Ini Alasan Wanita di Garut Berbohong Dibegal hingga Rp1,3 Miliar, Bikin Nyesek

fani ferdiansyah ยท Selasa, 29 Maret 2022 - 14:02:00 WIB
Ini Alasan Wanita di Garut Berbohong Dibegal hingga Rp1,3 Miliar, Bikin Nyesek
Kapolres Garut AKBP Wirdhanto Hadicaksono menunjukkan sejumlah barang bukti dalam ekspose kasus laporan palsu Ineu Siti Nurjanah, beberapa waktu lalu. (Foto: iNews.id/Fani Ferdiansyah)

GARUT, iNews.id - Ineu Siti Nurjanah (31), wanita asal Kabupaten Garut yang berpura-pura korban begal dan kehilangan uang Rp1,3 miliar divonis sembilan bulan penjara. Ineu disebut terbukti secara sah dan meyakinkan telah bersalah dalam vonis yang dibacakan dalam sidang putusan secara daring di Pengadilan Negeri (PN) Garut dan Kejaksaan Negeri Garut Senin (28/3/2022) kemarin.

Kepala Seksi Pidana Umum (Kasi Pidum) Kejaksaan Negeri (Kejari) Garut Ariyanto, mengatakan Ineu terbukti melakukan tindak pidana secara bersama-sama membuat laporan palsu. Dia menyebut Ineu diancam dengan pidana Pasal 220 KUHP Jo Pasal 55 Ayat 1. 

"Majelis hakim memutuskan vonis untuk terdakwa Ineu ini sembilan bulan penjara, sebelumnya kami tuntut 11 bulan penjara," ujar Ari, kepada wartawan, di Kejari Garut Selasa (29/3/2022).

Ari mengungkapkan kasus Ineu beberapa waktu lalu viral karena mengaku mengalami kerugian yang mencapai Rp1,3 miliar karena dibegal. Dia menyebutkan kasus Ineu sebelumnya sempat viral dan menjadi perhatian masyarakat luas yaitu mengaku-ngaku sebagai korban begal dengan kerugian yang fantastis yakni 1,3 miliar rupiah.

Akan tetapi, setelah diselidiki Ineu ternyata berbohong dan membuat laporan palsu untuk menghindar dari kejaran penagih utang.

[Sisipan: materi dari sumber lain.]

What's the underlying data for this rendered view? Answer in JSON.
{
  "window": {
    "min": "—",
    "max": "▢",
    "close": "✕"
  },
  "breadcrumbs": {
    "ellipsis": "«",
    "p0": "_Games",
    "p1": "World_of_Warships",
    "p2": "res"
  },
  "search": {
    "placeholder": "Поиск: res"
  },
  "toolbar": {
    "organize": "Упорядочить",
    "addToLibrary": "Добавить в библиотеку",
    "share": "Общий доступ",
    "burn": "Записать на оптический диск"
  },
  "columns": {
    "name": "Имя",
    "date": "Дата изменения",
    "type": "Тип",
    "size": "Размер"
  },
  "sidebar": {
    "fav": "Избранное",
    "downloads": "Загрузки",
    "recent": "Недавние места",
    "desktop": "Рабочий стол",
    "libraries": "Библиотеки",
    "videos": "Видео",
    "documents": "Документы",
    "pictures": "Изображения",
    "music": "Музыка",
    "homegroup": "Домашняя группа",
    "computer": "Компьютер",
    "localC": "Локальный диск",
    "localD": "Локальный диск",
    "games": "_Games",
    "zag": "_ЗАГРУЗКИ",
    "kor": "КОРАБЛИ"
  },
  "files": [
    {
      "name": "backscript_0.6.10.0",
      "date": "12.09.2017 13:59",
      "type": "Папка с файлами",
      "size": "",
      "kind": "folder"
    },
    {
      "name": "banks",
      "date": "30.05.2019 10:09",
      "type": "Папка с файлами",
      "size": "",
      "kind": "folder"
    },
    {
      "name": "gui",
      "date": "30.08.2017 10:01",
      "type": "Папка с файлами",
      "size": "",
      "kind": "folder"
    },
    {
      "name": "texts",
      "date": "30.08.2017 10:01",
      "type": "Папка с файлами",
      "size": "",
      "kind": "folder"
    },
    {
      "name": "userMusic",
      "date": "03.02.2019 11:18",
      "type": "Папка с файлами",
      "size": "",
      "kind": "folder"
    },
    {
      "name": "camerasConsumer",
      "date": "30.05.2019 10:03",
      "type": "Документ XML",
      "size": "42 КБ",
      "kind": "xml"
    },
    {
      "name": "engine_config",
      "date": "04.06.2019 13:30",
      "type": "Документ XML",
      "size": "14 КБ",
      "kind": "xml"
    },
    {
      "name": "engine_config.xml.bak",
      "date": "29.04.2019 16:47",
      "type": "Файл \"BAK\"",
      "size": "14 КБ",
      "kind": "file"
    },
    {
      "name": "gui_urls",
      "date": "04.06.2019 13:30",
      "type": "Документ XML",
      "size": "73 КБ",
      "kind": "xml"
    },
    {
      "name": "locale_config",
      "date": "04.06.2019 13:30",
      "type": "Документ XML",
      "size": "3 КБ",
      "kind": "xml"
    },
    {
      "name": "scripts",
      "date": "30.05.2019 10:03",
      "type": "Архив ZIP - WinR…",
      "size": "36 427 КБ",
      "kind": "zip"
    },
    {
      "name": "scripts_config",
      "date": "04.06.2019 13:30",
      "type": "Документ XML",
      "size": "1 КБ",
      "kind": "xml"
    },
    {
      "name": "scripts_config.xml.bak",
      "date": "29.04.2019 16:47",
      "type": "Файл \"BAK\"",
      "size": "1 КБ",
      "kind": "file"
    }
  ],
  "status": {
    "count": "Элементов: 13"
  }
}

"Dari kasus ini, masyarakat bisa belajar agar tidak melakukan hal yang sama, membuat laporan palsu demi mengindar dari sesuatu bisa berdampak karena harus dipertanggungjawabkan secara hukum," tuturnya. 

Untuk diketahui, kasus pura-pura dibegal tersebut bermula asat terdakwa menjalin kerja sama dengan EE pengusaha asal Cikajang Garut sebagai pemodal dalam usaha penjualan telur untuk program BPNT.